LogicalSpark / docker-tikaserver

Apache Tika Server as a Docker Image
http://logicalspark.github.io/docker-tikaserver
Apache License 2.0
170 stars 65 forks source link

Present latest tag pushed to docker hub appears not to work #4

Closed moxious closed 7 years ago

moxious commented 7 years ago
$ docker run -p 9998:9998 logicalspark/docker-tikaserver
Unable to find image 'logicalspark/docker-tikaserver:latest' locally
latest: Pulling from logicalspark/docker-tikaserver
d54efb8db41d: Already exists 
f8b845f45a87: Already exists 
e8db7bf7c39f: Already exists 
9654c40e9079: Already exists 
6d9ef359eaaa: Already exists 
82ce92ae72f5: Pull complete 
Digest: sha256:7fce25ea66c8c73c1867b19e386f4a3955ef8340d7b5f440ea14e06219cde910
Status: Downloaded newer image for logicalspark/docker-tikaserver:latest
Error: Invalid or corrupt jarfile /tika-server-1.14.jar

What's pushed on docker hub right now is not runnable.

Building it locally though does produce a workable container that doesn't have this problem.

dameikle commented 7 years ago

Not sure what went wrong but I have just triggered a rebuild on Dockerhub, and can now pull and run it. Are you able to confirm?

moxious commented 7 years ago

Just tried again, and now it works. I also have no explanation for what happened, but it looks like you fixed it. Note the sha256 difference. Thanks!

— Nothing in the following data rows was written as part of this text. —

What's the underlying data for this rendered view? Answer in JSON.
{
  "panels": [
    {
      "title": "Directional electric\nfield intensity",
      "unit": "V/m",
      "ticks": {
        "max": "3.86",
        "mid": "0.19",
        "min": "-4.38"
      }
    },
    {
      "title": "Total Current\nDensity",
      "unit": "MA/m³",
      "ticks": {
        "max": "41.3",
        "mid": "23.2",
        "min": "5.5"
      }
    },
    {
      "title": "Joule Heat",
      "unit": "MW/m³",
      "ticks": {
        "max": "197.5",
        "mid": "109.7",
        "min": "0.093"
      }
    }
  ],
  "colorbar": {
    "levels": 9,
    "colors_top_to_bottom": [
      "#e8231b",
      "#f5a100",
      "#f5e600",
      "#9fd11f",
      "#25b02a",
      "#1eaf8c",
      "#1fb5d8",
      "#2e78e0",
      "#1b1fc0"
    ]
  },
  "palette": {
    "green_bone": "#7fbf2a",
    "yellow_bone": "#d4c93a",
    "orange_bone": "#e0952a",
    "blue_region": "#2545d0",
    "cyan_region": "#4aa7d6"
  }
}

$ docker run -p 9998:9998 logicalspark/docker-tikaserver:latest
Unable to find image 'logicalspark/docker-tikaserver:latest' locally
latest: Pulling from logicalspark/docker-tikaserver
d54efb8db41d: Already exists 
f8b845f45a87: Already exists 
e8db7bf7c39f: Already exists 
9654c40e9079: Already exists 
6d9ef359eaaa: Already exists 
9dbc6e8d830d: Pull complete 
Digest: sha256:65e5a4f08d73d45ee17627c613d7ed1d2f31baa1675775e32d8d0408e0c507f5
Status: Downloaded newer image for logicalspark/docker-tikaserver:latest
Mar 11, 2017 10:20:14 PM org.apache.tika.server.TikaServerCli main
INFO: Starting Apache Tika 1.14 server
Mar 11, 2017 10:20:14 PM org.apache.cxf.endpoint.ServerImpl initDestination
INFO: Setting the server's publish address to be http://0.0.0.0:9998/
Mar 11, 2017 10:20:14 PM org.slf4j.impl.JCLLoggerAdapter info
INFO: jetty-8.y.z-SNAPSHOT
Mar 11, 2017 10:20:14 PM org.slf4j.impl.JCLLoggerAdapter info
INFO: Started SelectChannelConnector@0.0.0.0:9998
Mar 11, 2017 10:20:14 PM org.apache.tika.server.TikaServerCli main
INFO: Started

curl localhost port 9998 works as expected.

dameikle commented 7 years ago

Thanks for checking. Still really puzzled. Will keep an eye on future builds.

moxious commented 7 years ago

Well, it's going to be hard to tell. The way your Dockerfile works just downloads the JAR in question from some nearest server, so I'm guessing when you built the image you probably can't be sure about where the corrupted JAR even came from. https://github.com/LogicalSpark/docker-tikaserver/blob/master/Dockerfile#L16

I also noticed in your dockerfile that you download a key and gpg import it, and then you download the signature for the tika JAR file: https://github.com/LogicalSpark/docker-tikaserver/blob/master/Dockerfile#L12 but you don't actually verify that the JAR you're getting matches the signature; that seems like a useful thing to do, since otherwise I can't tell what the purpose of the gpg stuff is.

Since I guess the file was corrupt, this probably would have been something that a gpg signature verification step would have caught. Not sure whether curl did something wrong, or the server had something wrong on it, or every crypto-paranoid's nightmare that someone had posted an illegitimate file, but in any case signature verification seems like the thing to do to triage this in the future.